On preview I have caught olentzero’s post, and I must disagree slightly. It is almost as if you are claining, as some do, that deafness is not a disability. Deafness may not be a “fault”, but it is a disability. The deaf are unable (dis-able if you will) to properly appreciate Beethoven, participate in accoustical discussions on how the ping! of an aluminum bat isn’t the same as the crack1 of a wooden one, hear the man behind them yell “look out!” before a piano falls out a second story window on to their head, or communicate as effortlessly in day to day life as the rest of us do. It is these limitations that caused the deaf culture to arise and bind so tightly to itself to begin with. Yes, they can live quality lives, but so can all disabled people, even those with mental retardation.

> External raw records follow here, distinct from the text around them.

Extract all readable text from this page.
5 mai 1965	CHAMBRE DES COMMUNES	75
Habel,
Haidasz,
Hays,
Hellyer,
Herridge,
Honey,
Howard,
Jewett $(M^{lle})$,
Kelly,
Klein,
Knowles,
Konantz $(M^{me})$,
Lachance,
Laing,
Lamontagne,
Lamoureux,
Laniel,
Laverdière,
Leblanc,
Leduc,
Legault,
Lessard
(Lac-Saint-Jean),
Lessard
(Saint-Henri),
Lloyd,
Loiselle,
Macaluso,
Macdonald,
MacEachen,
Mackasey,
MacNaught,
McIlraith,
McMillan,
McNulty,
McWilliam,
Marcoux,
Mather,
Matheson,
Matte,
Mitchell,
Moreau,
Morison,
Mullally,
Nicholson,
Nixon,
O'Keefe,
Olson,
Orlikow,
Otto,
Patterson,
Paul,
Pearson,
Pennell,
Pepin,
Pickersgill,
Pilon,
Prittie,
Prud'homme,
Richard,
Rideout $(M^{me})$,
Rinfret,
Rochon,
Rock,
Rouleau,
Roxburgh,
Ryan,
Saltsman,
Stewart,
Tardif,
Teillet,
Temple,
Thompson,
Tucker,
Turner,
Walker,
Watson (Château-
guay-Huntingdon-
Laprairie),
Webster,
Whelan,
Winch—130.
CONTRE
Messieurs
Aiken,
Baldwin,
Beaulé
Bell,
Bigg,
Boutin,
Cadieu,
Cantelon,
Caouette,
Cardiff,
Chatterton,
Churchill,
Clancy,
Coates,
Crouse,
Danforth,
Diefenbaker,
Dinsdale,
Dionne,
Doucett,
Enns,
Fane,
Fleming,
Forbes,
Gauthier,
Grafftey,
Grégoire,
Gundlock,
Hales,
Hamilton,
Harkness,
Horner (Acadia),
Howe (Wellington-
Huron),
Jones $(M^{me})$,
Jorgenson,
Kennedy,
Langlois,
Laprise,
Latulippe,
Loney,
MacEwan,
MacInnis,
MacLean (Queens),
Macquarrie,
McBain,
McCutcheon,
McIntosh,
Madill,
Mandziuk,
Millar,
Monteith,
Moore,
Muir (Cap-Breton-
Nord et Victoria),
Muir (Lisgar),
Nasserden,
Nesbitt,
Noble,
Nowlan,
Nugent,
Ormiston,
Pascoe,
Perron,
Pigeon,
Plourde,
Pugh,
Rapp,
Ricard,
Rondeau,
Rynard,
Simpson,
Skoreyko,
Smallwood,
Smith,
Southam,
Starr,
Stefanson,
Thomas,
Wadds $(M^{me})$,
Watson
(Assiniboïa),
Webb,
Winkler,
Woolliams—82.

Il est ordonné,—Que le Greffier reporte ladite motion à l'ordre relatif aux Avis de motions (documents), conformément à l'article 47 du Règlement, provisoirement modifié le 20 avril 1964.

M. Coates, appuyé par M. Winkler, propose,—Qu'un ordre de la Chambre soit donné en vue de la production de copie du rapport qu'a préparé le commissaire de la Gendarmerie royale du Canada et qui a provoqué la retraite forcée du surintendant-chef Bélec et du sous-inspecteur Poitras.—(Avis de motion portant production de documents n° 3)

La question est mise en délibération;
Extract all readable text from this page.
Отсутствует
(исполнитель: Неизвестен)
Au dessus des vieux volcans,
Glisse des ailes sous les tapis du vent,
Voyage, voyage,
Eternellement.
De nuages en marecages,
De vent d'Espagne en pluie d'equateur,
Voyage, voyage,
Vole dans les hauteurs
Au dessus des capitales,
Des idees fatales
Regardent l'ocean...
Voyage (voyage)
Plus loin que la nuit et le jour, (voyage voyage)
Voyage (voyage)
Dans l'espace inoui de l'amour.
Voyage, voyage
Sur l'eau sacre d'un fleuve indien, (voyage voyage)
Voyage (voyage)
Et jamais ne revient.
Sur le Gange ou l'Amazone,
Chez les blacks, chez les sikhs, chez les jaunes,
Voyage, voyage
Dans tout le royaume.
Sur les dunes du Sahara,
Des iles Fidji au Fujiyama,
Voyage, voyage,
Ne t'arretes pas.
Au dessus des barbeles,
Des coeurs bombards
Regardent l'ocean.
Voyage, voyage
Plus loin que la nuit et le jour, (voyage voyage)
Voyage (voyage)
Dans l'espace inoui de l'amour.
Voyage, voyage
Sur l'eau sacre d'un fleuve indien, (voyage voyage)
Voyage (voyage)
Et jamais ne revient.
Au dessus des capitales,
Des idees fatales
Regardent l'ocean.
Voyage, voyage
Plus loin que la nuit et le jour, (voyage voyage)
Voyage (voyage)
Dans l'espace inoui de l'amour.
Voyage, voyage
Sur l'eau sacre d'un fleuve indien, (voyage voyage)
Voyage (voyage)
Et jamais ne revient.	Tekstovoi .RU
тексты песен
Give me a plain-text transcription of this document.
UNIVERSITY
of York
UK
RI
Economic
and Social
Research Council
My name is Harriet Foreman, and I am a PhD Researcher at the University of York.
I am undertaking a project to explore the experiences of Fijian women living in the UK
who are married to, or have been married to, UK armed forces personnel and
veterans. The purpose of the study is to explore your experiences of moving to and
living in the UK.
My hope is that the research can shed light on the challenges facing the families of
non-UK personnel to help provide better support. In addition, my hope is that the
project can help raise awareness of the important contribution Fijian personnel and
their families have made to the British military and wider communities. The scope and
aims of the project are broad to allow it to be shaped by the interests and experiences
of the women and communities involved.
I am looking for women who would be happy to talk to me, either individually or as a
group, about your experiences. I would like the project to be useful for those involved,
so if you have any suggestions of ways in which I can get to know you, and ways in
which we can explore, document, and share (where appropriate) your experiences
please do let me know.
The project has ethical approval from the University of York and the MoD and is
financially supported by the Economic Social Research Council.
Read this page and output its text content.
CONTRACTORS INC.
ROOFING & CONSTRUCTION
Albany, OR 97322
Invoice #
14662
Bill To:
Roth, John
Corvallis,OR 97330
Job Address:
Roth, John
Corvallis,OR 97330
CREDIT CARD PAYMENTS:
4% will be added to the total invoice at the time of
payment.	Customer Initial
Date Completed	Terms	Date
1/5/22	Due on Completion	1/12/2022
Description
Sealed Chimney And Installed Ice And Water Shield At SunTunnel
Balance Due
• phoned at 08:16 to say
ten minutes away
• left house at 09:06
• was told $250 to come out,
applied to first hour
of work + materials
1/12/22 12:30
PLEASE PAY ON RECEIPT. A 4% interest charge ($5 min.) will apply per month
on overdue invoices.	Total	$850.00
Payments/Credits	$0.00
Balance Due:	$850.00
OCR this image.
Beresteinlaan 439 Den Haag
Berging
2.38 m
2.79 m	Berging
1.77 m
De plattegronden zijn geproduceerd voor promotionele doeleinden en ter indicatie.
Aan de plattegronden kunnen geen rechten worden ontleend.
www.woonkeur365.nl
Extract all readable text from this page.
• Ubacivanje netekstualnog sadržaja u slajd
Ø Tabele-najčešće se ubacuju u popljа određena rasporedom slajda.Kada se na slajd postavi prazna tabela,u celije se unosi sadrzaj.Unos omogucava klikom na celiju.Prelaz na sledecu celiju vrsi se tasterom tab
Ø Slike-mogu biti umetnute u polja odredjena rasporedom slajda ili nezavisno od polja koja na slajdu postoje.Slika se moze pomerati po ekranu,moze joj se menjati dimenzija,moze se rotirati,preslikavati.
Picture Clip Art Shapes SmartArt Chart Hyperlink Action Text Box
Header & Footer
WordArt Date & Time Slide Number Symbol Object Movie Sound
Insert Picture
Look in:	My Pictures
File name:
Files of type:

Utterly frightening story. I’m 23 & disabled since birth - I have a neural tube defect, Spina Bifida. Am I happy with who I am, the person I am? Yeah, generally. If I had my druthers, would I choose to remain a paraplegic? Hell no, it sucks. Most people can walk unimpeded, just as most can hear/see/etc. unimpeded. We who are seriously impeded are often at a disadvantage living in the global community. That’s why I was so horribly upset when I learned a cousin was born with Down Syndrome. That’s why I refuse to call deafness, paraplegia, blindness, etc. anything other than what it is; a DISability. A serious impediment. Can disabled people adapt to an able-bodied world to become happy, productive people? Of course we can! Is a disability a huge obstacle to living in a non-disabled world? Yeah, it can be & often is. I wouldn’t wish a disability on anyone. Even if I were to live in a tightly-knit community of paraplegics, I’d still have to deal with the outside world on some level, as I imagine Jehanne will. I think that in purposely trying for a kid with a disability, you’re limiting that kid’s choices in so many vital ways; academic choices, romantic choices, entertainment choices, transportation choices, career/job choices, ad nauseum. Ugh. Scary.